5. SIR ARKADAŞIM

2.9K 210 110
                                    

Merhaba.

Şarkı: Yansın - Çağan Şengül & Emre Aydın


Arkadaşlar ufak bir şey danışacağım sizlere.

Karakterlerimiz yavaş yavaş tamamlanıyor. Onları yavaş yavaş tanıyoruz. 
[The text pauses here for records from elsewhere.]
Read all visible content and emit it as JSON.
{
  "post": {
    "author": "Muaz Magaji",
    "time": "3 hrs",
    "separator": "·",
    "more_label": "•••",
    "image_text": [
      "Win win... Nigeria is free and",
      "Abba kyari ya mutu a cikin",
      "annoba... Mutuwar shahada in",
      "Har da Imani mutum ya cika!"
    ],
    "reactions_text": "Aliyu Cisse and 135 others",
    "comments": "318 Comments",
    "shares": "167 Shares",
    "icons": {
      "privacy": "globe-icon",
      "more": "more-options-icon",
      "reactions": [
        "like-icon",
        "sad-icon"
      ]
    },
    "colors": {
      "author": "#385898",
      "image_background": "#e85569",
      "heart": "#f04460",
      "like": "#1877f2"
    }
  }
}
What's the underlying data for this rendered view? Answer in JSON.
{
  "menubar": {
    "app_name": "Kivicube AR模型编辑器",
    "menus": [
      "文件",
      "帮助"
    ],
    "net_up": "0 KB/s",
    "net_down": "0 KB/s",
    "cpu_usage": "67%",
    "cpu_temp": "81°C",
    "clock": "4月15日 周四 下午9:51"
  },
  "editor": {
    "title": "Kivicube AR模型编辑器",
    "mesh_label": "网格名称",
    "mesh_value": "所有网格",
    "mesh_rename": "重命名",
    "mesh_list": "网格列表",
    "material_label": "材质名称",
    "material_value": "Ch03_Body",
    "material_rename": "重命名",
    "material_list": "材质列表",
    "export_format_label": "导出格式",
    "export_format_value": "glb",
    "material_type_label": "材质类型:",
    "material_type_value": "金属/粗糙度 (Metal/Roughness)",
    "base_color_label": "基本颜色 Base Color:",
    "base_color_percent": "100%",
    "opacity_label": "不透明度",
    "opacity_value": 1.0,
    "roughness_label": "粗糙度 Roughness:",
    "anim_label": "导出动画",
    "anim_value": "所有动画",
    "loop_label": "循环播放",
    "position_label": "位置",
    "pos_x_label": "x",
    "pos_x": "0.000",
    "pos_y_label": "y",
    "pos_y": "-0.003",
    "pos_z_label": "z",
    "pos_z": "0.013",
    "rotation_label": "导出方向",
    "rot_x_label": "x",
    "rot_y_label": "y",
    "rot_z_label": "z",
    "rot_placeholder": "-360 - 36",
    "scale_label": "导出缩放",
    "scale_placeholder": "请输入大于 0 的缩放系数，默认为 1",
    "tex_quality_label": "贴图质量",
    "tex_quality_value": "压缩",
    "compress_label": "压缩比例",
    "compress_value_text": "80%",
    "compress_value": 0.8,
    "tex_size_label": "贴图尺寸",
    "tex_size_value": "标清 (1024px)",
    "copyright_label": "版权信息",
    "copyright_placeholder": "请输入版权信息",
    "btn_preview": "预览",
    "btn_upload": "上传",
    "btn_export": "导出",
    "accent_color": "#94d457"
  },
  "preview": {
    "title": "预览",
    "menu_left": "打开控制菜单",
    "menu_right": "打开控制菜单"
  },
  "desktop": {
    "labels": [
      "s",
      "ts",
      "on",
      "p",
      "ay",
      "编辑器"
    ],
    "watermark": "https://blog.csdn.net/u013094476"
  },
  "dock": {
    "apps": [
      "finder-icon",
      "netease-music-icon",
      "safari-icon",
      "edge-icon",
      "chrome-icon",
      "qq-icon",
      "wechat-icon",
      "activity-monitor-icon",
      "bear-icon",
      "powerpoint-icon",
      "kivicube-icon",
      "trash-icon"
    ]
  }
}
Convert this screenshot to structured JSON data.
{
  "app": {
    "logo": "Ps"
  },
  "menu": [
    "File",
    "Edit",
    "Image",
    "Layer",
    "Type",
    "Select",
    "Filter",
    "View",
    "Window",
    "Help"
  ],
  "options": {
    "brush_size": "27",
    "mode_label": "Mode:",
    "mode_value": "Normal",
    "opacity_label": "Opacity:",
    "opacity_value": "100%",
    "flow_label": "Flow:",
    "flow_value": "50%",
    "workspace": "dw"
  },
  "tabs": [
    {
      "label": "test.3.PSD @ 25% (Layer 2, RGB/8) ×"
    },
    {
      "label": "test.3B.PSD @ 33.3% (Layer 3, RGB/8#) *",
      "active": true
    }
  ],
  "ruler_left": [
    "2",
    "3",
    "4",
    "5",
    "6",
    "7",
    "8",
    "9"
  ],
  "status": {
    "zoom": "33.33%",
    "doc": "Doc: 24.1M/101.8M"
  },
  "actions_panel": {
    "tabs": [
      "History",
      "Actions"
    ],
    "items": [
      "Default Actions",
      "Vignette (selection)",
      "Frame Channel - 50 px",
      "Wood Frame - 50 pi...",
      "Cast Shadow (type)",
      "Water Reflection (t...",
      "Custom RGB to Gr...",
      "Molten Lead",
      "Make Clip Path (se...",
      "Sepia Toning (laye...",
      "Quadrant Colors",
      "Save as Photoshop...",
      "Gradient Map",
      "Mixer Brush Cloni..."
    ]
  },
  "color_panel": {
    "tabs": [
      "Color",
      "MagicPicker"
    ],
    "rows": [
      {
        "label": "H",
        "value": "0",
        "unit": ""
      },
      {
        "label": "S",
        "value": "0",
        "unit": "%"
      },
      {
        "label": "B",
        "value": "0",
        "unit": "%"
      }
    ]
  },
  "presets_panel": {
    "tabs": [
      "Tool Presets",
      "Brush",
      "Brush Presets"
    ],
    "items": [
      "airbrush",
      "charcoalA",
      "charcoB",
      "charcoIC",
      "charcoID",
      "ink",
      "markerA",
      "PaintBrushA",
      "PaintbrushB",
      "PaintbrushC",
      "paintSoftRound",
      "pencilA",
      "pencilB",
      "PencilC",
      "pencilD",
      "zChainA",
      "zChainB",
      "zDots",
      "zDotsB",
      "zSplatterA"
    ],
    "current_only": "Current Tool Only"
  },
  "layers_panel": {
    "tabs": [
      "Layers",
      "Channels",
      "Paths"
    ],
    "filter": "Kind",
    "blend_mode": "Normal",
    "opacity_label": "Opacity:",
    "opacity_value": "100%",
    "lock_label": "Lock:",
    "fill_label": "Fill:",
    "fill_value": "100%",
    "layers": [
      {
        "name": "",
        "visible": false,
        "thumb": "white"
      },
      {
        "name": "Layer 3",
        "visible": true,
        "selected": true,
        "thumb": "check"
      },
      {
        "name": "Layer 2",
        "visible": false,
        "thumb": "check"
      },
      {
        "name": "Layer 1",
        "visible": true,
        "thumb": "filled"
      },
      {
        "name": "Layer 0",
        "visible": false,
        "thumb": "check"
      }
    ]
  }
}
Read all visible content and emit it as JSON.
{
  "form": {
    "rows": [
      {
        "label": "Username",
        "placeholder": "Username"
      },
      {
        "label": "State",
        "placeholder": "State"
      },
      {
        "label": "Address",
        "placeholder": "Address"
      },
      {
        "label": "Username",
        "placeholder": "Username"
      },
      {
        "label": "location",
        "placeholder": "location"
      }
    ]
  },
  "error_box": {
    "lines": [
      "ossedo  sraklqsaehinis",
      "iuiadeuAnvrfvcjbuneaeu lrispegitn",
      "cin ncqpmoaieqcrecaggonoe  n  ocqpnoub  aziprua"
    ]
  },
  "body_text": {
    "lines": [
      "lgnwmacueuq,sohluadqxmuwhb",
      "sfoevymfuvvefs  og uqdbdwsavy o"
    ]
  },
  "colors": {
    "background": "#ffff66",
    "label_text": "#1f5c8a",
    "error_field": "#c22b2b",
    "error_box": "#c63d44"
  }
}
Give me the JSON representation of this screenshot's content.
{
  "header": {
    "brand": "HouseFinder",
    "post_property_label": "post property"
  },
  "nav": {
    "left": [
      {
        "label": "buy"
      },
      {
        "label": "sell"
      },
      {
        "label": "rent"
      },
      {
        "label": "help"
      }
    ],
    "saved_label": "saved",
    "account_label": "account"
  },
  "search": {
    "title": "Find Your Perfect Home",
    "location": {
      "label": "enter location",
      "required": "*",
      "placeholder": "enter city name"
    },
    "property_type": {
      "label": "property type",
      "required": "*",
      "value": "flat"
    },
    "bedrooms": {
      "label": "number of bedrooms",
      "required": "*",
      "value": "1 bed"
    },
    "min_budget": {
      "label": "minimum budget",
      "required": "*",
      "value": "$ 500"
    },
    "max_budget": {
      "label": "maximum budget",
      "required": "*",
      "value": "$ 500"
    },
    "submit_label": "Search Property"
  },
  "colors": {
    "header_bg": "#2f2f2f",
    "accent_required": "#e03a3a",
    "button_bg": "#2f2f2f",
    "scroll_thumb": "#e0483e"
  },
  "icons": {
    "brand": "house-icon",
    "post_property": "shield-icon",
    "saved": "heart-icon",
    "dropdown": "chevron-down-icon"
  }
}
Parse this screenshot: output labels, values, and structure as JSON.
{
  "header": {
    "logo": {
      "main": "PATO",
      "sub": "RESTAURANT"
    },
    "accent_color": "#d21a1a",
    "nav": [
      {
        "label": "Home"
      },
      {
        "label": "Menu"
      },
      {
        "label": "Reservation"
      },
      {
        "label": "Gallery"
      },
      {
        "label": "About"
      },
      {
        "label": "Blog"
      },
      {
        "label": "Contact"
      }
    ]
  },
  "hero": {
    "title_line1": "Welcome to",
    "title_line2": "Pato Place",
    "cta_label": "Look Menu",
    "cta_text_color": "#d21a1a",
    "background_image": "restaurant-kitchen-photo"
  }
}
Sizlere karakterleri paylaşacağım bir bölüm istiyor musunuz? Yoksa aklınızda canlandığı kadarıyla mı devam etmek istersiniz?

Ona göre güzel bir karakter analizi paylaşacağım fotoğraflarla beraber. Herkes fikrini yazarsa sevinirim. Sonuçta ben zaten onlara bakarak yazıyorum önemli olan sizlerin isteyip istemediği.


Yorumlamayı ve yıldıza basmayı unutmayın lütfen.



5. SIR ARKADAŞIM

"Sanki içimdeki sen hiç bitmeyecek gibi. Bu nasıl bir aşktı ki kendimden geçiyordum da senden geçemiyordum?"


Kalbimdeki yarayla bir o yana bir bu yana savrulurken hep karşımdakinin ne gördüğüyle ilgilenirdim. Her seferinde rolüme sadık kalır, kendimi bile kandırırdım.

Evet, iyi bir oyuncuydum.

Kendimi bildim bileli hislerimi içimde yaşamış, en yakınlarıma bile söyleyememiştim. Çünkü iki kişinin bildiği sır kalmazdı. Onlara güvenmediğimden değildi, yerin kulağı vardı. Ufacık bir hata da kimsenin yüzüne bakamazdım. Birini sevmek utanılacak bir duygu değildi ancak herkesin -en önemlisi de onun- beni abisi olarak gören birine, her şeyden öte nişanlı bir adama karşı hislerimi normal karşılamazlardı. Değildi de ancak vazgeçmek de söylenildiği kadar kolay değildi.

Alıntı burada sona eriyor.